Jan Sparling, a retired nurse and volunteer at Sunset Manor led the class, teaching girls from eight to 11 years old the basics of sewing. They each made a fidget blanket, a polar fleece lap-sized blanket covered in items like patches, pockets, zippers, buttons and small toys. Their intended recipients were residents of the Sunset Manor dementia ward.
“Fidgeting is common with dementia,” said Sunset Manor activationist Katie Goodine. “I think they forget purposeful movement, and they lose some of their dexterity. To have something tangible to hold and touch is a sensory piece that is huge for someone with dementia.”
Sparling taught a teen sewing class at the library recently called Sew Good, which helped youth learn how to sew personal items. As a volunteer at Sunset Manor, she saw another need and started the Sewing For Ages program at Sunset Manor. She borrowed sewing machines from a few friends, and, through word-of-mouth, there were six girls enrolled in the pilot project.
“They were so eager,” said Sparling.
Kayla MacNeil, 8, Kaylan Hogg, 10, Charlotte Rodgers, 11, Tessa Cheek, 11, Maddison Lougheed, 10 and Hermoine Clarke, 11, each presented their hand-crafted fidget blankets to residents on Tuesday evening, June 12. They picked the names of the residents from a list but weren’t given any information about them.
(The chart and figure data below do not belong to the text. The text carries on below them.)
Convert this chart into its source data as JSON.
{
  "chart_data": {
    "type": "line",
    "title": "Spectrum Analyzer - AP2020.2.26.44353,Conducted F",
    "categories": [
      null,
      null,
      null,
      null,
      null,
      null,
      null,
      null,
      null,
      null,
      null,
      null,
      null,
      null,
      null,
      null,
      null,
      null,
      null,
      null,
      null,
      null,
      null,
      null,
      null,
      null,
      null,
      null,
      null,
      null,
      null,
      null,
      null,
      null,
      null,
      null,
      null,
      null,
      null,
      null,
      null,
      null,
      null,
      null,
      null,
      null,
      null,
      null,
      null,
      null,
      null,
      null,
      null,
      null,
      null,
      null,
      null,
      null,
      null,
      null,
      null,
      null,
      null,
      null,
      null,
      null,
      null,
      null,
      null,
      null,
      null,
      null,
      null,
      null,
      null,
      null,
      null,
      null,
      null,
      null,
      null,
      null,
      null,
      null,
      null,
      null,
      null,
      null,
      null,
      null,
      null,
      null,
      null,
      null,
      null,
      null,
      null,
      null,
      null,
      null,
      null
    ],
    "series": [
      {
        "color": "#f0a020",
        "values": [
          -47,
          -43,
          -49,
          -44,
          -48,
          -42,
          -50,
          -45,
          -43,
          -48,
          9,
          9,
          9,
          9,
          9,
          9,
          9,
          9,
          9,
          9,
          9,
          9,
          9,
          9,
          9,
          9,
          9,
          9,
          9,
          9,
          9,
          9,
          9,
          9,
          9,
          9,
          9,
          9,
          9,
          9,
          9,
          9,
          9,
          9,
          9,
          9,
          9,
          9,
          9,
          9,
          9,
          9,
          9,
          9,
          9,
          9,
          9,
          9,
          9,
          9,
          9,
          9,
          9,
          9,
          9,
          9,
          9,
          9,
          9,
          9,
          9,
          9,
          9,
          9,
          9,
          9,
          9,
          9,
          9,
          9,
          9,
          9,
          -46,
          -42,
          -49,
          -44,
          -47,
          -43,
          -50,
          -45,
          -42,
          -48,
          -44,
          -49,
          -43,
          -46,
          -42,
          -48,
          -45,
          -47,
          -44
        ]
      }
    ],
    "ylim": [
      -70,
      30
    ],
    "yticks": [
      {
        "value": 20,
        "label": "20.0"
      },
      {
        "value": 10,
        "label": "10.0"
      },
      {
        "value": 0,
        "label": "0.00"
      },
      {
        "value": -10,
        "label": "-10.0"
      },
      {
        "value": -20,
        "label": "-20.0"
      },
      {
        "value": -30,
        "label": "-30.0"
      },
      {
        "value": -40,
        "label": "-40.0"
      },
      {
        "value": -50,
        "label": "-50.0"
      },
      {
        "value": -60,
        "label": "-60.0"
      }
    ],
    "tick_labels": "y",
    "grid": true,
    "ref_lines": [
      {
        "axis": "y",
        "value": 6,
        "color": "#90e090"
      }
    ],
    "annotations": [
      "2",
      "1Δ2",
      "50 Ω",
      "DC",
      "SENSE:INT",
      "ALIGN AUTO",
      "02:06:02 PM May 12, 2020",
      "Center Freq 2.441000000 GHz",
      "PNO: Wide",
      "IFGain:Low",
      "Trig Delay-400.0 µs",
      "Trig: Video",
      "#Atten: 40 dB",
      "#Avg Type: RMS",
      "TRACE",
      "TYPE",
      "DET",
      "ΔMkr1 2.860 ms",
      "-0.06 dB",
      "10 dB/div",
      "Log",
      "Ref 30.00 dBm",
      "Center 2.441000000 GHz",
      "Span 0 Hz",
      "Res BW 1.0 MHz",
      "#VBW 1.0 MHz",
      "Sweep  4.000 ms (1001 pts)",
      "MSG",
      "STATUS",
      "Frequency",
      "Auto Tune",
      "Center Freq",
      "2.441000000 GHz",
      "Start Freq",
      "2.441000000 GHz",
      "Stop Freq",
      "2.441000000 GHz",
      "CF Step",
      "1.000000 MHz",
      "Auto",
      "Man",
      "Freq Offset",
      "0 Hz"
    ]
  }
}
Instead, the girls made a card to go with the blanket and included details about themselves for the residents.
Kaylan Hogg said this was the first time she learned about sewing, and she found it both “difficult” and “easy at times.”
Charlotte Rodgers said it was easier “once you catch on.”
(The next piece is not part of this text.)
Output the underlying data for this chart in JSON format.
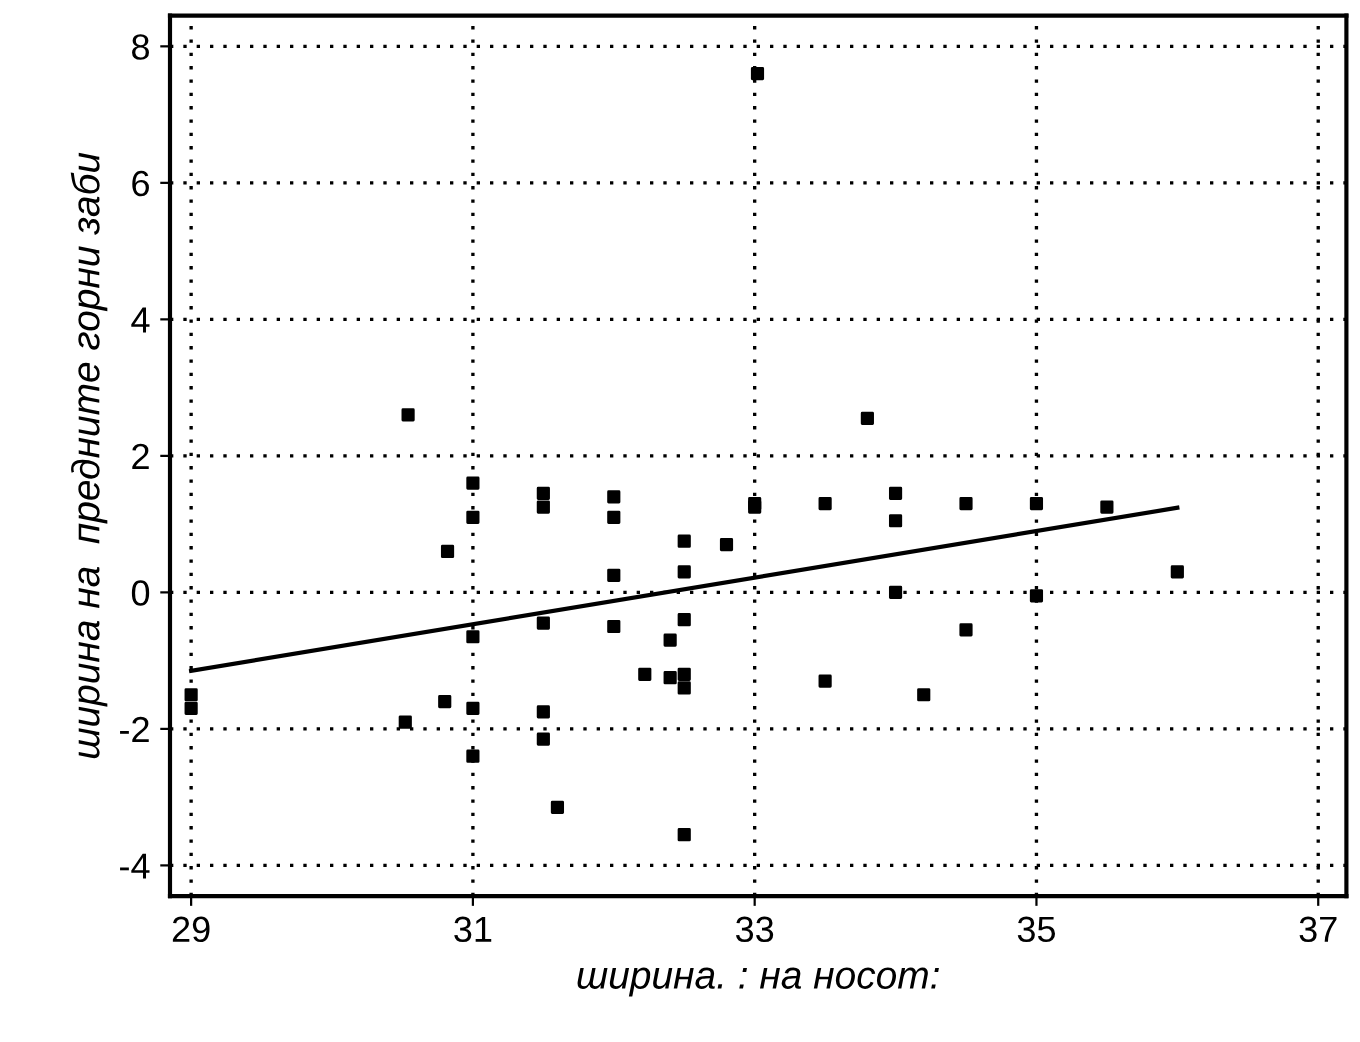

The girls lined up to present their blankets one at a time to the residents.
“I’m excited and also a little bit nervous,” said Rodgers. Later she said the best part of making the blanket was seeing how happy it made the residents to receive them.
When Joyce received a blanket from Hogg, she exclaimed it was “just like Christmas.”
According to a news release from Sunset Manor, word about the Sewing for Ages program has already spread and residents have donated sewing machines and fabric for future classes.
“This program has been a wonderful way to bring both generations together and we encourage everyone to find out how they can get involved,” stated the news release.